EY! Diye başladı yüze paralel açılan avuçların içindeki çizgilerden dillere düşen serzeniş
Ey mabud-u müteal,
Ciğerlerim yorgun, adımlarım uzakken, yetişemiyorsa gözlerim fecr-i sadık’ın ardında bıraktığı karanlığa ve üşüyüp titriyorsa bedenim, yani her zaman olduğu gibi yine acizsem, sahte bakışlarla eğilen, kendini bile kandırmaya inandıramayan müsvedde bakışlarım hüzünlüyorken gecenin bilinmezlerini, lüzümsüz kaldırımlarda yürümek bir adım bile yaklaştıramıyorsa bana seni, sahili karanlığa boğmaya niyetlenmişse güneş, suskun denizleri med-cezirlerden mahrum bırakmaya kastetmişse ay, tam sırasıdır en sevdiklerinin zikri ile eğilip büzülmeye dergâhında…

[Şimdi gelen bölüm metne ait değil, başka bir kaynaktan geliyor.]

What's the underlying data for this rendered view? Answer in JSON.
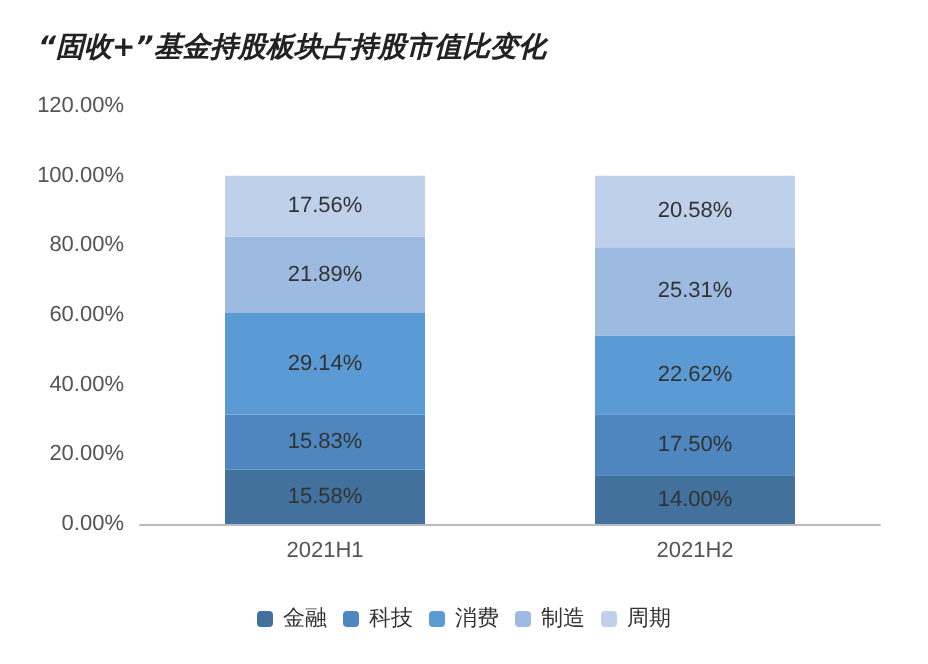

Ey Hira’nın kutsal taşlarında kutsanmış nefesi,
Ey Hatice’nin bekleyişi,
Ey “iki yay arası” rabbine yakın,
Ey düşmanlarının bile hüsn-ü zannı,
Ey şakaklarda beliren umutsuzluğu gizleyen kirpiklere düşen umut,
Ey son lahzaların sığınağı,
Ey mebde-i rahmet pınarı,
Ey yetim ellerin gökteki tecessümü,
Ey “kerremna” tacının sahibi,
Ey geçilemeyen,
Ey sözleri aciz bırakan,
Ey mübeşşir ve ey nezir,
Ey küçük ellerle cihanı saran,
Ey bakışını yere indirdiğinde güneşi söndüren,
Ey yiyeceğini “miskin, yetim ve esir’e “ yediren,
Ey babasını erken yitiren,
Ey belli olan haberi aldığında eteğini gözyaşlarıyla sulayan,
Ey soğuk ve titrek ellerin sıcaklığı,
Ey çeyizini kerbela toprağıyla süsleyen,
Ey Azra,
Ey Betül,
Ey kapılar kapalıyken kapısı açık kalan,
Ey abasının altına sığmayan,
Ey âlemin kaybolduğu derin bakışların sahibi,
Ey darbesi meydanlarda yankılanan,
Ey mesajı çağlar aşan,
Ey kaşları adalet kapılarının miftahı,
Ey sakalı kana boyanan,
Ey tek adımıyla sultanları mecalsiz bırakan,
Ey zevc-i Betül,
Ey vahyin son damlasını teberrüken yüzüne süren,
Ey makam-ı mahmud’un sahibinin son nefesine yetişen,
Ey kuyuları gözyaşlarıyla dolduran,
Ey kelamı ahsenü’l ihtisar,
Ey idğam-ı dücan,
Ey arşın çifte küpeleri,
Ey heyhat feryatlarının dağları devirdiği,
Ey yanakları iki cihan güneşinin busegahı,
Ey mazlumların iftitah nidaları,
Ey leb-i teşnelerin umudu,
Ey vuslat için zehri son damlasına kadar içen,
Ey isimleri anıldığında gözleri nemlendiren,
Ey gizli yaralar,
Ey huzur verenler,
Ey temizler, paklar, hürler,
Güneş, yine sabah oldu der…
Yularlarından sürüklenen cefa dolu, vefadan uzak bir hikâyenin gönüllerde tutuşan ateşi seyyalin bil cümle hikâyesidir.